I started examining every relationship I’d had and landed on the fact that for most of my adult life I settled into relationships with nice people that ultimately proved to be disappointing. I asked myself why I didn’t pay attention to the signs and on occasions big red flags warning me to walk away - or run.
I always had a reason as to why they weren’t bad for me. One of my best friends once asked me why I stayed with this one guy. My friend felt he wasn’t a match and didn’t make an effort to love me and treat me like a queen. My answer was, “at least he doesn't troll around in the bars…” Yeah, but he did a lot of other things!
I felt I should compromise and work on the relationship. I thought I should be more flexible and forgiving, after all, we are taught that relationships are hard. Yup, it is hard to keep the passion strong and to take on a big challenge together, but in a relationship you shouldn’t try to convince your partner as to why they should make an effort. You shouldn’t be less authentic so they will love you. You should not have to compromise who you are.
Yet, I’d done all those things. In every relationship, my partner placed their happiness on me. They depended on me to meet their needs, ultimately becoming controlling and leaving me to feel co-dependent. My self-esteem would plummet and I ended up like a wallflower, catering to their desires while I stayed on the sideline.
“We accept the love we think we deserve,” is a quote that first appeared in the movie The Perks of Being a Wallflower, written by Stephen Chbosky. I won’t give the movie away, but it is the answer one of the characters gives to the question, “why do good people sometimes pick mates that treat them like garbage?”
Indeed that is a very sensible answer.
In the Feisty Mermaids podcast (published on December 16) I dive into this question, but it comes down to our self esteem and the way we feel about ourselves. People who feel good about themselves and have self-love will attract partners that match that. People who don’t feel worthy or good enough will attract that instead.
So here are five signs to look for when asking yourself if you are accepting less than you deserve in love:
You feel like you can’t be yourself in order for your partner to accept you.

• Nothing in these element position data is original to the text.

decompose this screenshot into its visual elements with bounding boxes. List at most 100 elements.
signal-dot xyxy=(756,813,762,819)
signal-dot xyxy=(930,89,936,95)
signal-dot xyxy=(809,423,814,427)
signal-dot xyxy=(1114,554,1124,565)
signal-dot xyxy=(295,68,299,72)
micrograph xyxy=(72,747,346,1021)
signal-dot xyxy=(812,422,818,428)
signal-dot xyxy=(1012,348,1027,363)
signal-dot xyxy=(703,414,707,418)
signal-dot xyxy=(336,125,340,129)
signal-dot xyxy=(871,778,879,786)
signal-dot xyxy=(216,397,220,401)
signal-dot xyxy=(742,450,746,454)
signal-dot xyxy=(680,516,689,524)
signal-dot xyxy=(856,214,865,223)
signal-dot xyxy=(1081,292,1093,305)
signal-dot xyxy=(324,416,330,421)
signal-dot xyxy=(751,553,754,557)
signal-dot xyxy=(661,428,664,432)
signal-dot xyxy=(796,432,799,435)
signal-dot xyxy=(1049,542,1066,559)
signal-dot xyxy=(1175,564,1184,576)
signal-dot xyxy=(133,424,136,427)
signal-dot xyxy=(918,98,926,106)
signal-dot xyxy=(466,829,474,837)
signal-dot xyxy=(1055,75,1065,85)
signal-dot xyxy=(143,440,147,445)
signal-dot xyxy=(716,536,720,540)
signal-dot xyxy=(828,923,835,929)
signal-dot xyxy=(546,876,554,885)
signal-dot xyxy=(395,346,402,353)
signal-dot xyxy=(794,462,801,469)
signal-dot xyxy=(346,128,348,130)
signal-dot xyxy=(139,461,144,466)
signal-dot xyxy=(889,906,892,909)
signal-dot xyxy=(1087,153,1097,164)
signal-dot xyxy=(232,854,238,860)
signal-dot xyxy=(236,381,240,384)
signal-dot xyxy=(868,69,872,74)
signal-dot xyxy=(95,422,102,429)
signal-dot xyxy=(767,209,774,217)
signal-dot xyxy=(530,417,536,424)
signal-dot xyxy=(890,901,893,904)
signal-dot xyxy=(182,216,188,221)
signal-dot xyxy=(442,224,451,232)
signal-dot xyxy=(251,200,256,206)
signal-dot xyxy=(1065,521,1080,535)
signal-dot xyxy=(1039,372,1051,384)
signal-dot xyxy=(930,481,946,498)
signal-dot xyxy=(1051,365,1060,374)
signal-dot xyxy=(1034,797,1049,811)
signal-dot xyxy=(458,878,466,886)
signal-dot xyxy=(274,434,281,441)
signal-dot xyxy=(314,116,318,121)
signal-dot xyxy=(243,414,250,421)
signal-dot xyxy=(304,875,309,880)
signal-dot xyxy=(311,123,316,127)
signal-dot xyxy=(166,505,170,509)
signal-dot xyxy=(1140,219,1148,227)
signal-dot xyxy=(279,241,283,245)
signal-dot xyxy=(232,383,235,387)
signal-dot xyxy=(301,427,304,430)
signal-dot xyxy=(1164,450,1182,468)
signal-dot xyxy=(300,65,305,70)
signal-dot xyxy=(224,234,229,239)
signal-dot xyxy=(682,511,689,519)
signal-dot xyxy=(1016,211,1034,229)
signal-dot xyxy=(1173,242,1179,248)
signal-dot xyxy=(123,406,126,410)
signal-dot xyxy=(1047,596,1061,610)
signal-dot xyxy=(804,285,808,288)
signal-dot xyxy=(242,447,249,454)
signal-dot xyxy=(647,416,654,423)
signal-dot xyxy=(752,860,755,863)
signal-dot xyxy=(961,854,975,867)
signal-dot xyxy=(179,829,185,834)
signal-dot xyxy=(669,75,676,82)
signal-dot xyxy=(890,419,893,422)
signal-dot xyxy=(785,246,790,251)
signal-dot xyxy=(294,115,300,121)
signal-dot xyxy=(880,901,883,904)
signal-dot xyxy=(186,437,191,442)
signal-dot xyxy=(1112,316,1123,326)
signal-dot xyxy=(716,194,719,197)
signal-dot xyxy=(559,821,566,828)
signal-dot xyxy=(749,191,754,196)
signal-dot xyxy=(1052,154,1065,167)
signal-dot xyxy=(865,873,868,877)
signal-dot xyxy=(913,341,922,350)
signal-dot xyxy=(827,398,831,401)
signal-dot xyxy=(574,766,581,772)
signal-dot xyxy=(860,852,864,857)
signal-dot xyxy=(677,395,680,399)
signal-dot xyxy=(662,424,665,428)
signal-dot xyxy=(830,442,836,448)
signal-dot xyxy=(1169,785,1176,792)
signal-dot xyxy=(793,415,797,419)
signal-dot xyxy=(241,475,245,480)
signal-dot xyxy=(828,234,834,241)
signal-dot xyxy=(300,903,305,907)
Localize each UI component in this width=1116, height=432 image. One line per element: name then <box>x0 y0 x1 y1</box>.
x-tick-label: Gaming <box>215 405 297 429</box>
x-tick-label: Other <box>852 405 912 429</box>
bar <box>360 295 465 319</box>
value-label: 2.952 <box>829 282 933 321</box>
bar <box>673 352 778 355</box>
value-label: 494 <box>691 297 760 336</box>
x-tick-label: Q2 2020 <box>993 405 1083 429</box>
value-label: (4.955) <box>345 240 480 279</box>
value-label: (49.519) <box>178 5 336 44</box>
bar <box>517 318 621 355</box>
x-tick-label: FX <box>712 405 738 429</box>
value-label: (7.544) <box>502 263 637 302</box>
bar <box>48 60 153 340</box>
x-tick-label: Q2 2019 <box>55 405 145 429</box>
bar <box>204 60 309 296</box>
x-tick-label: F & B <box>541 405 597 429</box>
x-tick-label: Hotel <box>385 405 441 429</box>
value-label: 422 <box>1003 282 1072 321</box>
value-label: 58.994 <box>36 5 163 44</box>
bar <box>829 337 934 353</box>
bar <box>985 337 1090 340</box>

Your partner constantly brings you down and you don’t feel supported and championed.
They’ve proven to be untrustworthy on numerous occasions.
You give and sacrifice too much, with little in return.
You put your partner's needs before your own.
I now do daily mantras and I’ve started to introduce them to my daughter. It can be as simple as repeating something like: I accept and love myself, I am good enough.
I also followed the advice of a dear friend and started a list of the qualities I want in a partner. I didn’t hold back and the list is now three pages long! I will not accept anything less into my life. I deserve it.